In the coming week, crews will continue grading in preparation for curb and gutter from Front Street to Peninsula Drive, grading for sidewalk and driveways, begin installing curb and gutter and sidewalks from Front Street to Rose Street, begin subgrading and graveling from Peninsula Drive to Garfield Avenue, and installing underground conduit for Traverse City Light & Power. Work on the Murchie Bridge will continue.

Drivers should expect intermittent closures at Hope Street and Barlow Street as needed for concrete installation.

Businesses Open

Anticipate that the construction will affect businesses, particularly those situated along the construction zone. However, it's important to note that our local businesses will continue to operate, and by demonstrating patience, you can actively support them throughout this period of disruption.




City Clerk, Benjamin Marentette, Deputy City Clerk, Sarah Lutz, and Communications Manager, Colleen Paveglio attended a seminar hosted by the Secretary of State (SOS) on election security this week. Ensuring robust election security is vital to safeguarding the integrity of democratic processes and upholding the trust of citizenry!

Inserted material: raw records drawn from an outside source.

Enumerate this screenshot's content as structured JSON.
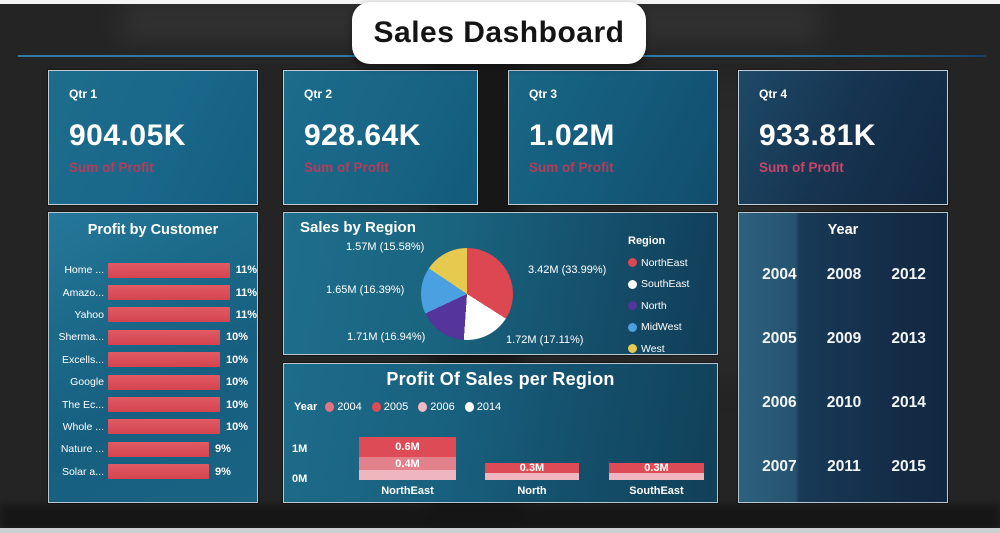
{
  "page": {
    "title": "Sales Dashboard"
  },
  "kpi_cards": [
    {
      "label": "Qtr 1",
      "value": "904.05K",
      "caption": "Sum of Profit"
    },
    {
      "label": "Qtr 2",
      "value": "928.64K",
      "caption": "Sum of Profit"
    },
    {
      "label": "Qtr 3",
      "value": "1.02M",
      "caption": "Sum of Profit"
    },
    {
      "label": "Qtr 4",
      "value": "933.81K",
      "caption": "Sum of Profit"
    }
  ],
  "chart_data": [
    {
      "id": "profit_by_customer",
      "type": "bar",
      "orientation": "horizontal",
      "title": "Profit by Customer",
      "categories": [
        "Home ...",
        "Amazo...",
        "Yahoo",
        "Sherma...",
        "Excells...",
        "Google",
        "The Ec...",
        "Whole ...",
        "Nature ...",
        "Solar a..."
      ],
      "values": [
        11,
        11,
        11,
        10,
        10,
        10,
        10,
        10,
        9,
        9
      ],
      "value_labels": [
        "11%",
        "11%",
        "11%",
        "10%",
        "10%",
        "10%",
        "10%",
        "10%",
        "9%",
        "9%"
      ],
      "bar_color": "#d94a55",
      "xlim": [
        0,
        12
      ],
      "grid": false
    },
    {
      "id": "sales_by_region",
      "type": "pie",
      "title": "Sales by Region",
      "legend_title": "Region",
      "legend_position": "right",
      "slices": [
        {
          "label": "NorthEast",
          "value": 3.42,
          "pct": 33.99,
          "value_label": "3.42M (33.99%)",
          "color": "#dc4751"
        },
        {
          "label": "SouthEast",
          "value": 1.72,
          "pct": 17.11,
          "value_label": "1.72M (17.11%)",
          "color": "#ffffff"
        },
        {
          "label": "North",
          "value": 1.71,
          "pct": 16.94,
          "value_label": "1.71M (16.94%)",
          "color": "#55349b"
        },
        {
          "label": "MidWest",
          "value": 1.65,
          "pct": 16.39,
          "value_label": "1.65M (16.39%)",
          "color": "#4aa0e0"
        },
        {
          "label": "West",
          "value": 1.57,
          "pct": 15.58,
          "value_label": "1.57M (15.58%)",
          "color": "#e6c94f"
        }
      ]
    },
    {
      "id": "profit_of_sales_per_region",
      "type": "bar",
      "subtype": "stacked",
      "title": "Profit Of Sales per Region",
      "legend_title": "Year",
      "legend": [
        {
          "label": "2004",
          "color": "#e5737d"
        },
        {
          "label": "2005",
          "color": "#e04a54"
        },
        {
          "label": "2006",
          "color": "#f2b8c1"
        },
        {
          "label": "2014",
          "color": "#ffffff"
        }
      ],
      "categories": [
        "NorthEast",
        "North",
        "SouthEast"
      ],
      "y_ticks": [
        "1M",
        "0M"
      ],
      "ylim": [
        0,
        1.35
      ],
      "bars": [
        {
          "category": "NorthEast",
          "segments": [
            {
              "value": 0.3,
              "label": "",
              "color": "#f0b6c0"
            },
            {
              "value": 0.4,
              "label": "0.4M",
              "color": "#e2808c"
            },
            {
              "value": 0.6,
              "label": "0.6M",
              "color": "#dd4b57"
            }
          ]
        },
        {
          "category": "North",
          "segments": [
            {
              "value": 0.2,
              "label": "",
              "color": "#f0b6c0"
            },
            {
              "value": 0.3,
              "label": "0.3M",
              "color": "#dd4b57"
            }
          ]
        },
        {
          "category": "SouthEast",
          "segments": [
            {
              "value": 0.2,
              "label": "",
              "color": "#f0b6c0"
            },
            {
              "value": 0.3,
              "label": "0.3M",
              "color": "#dd4b57"
            }
          ]
        }
      ]
    }
  ],
  "year_slicer": {
    "title": "Year",
    "years": [
      "2004",
      "2008",
      "2012",
      "2005",
      "2009",
      "2013",
      "2006",
      "2010",
      "2014",
      "2007",
      "2011",
      "2015"
    ]
  },
  "colors": {
    "panel_teal": "#1a6585",
    "accent_line": "#2b7da8",
    "bar_red": "#d94a55",
    "caption_crimson": "#b23d58"
  }
}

The total solar eclipse on April 8, 2024, was notable as its path of totality crossed with the 2017 eclipse in southern Illinois, creating a unique "crossroads of the eclipse."

The next total solar eclipse visible in the United States after the one on April 8, 2024, will occur on August 12, 2045. This eclipse will have a broad path of totality that crosses many U.S. states from California to Florida, providing an excellent viewing opportunity across the country.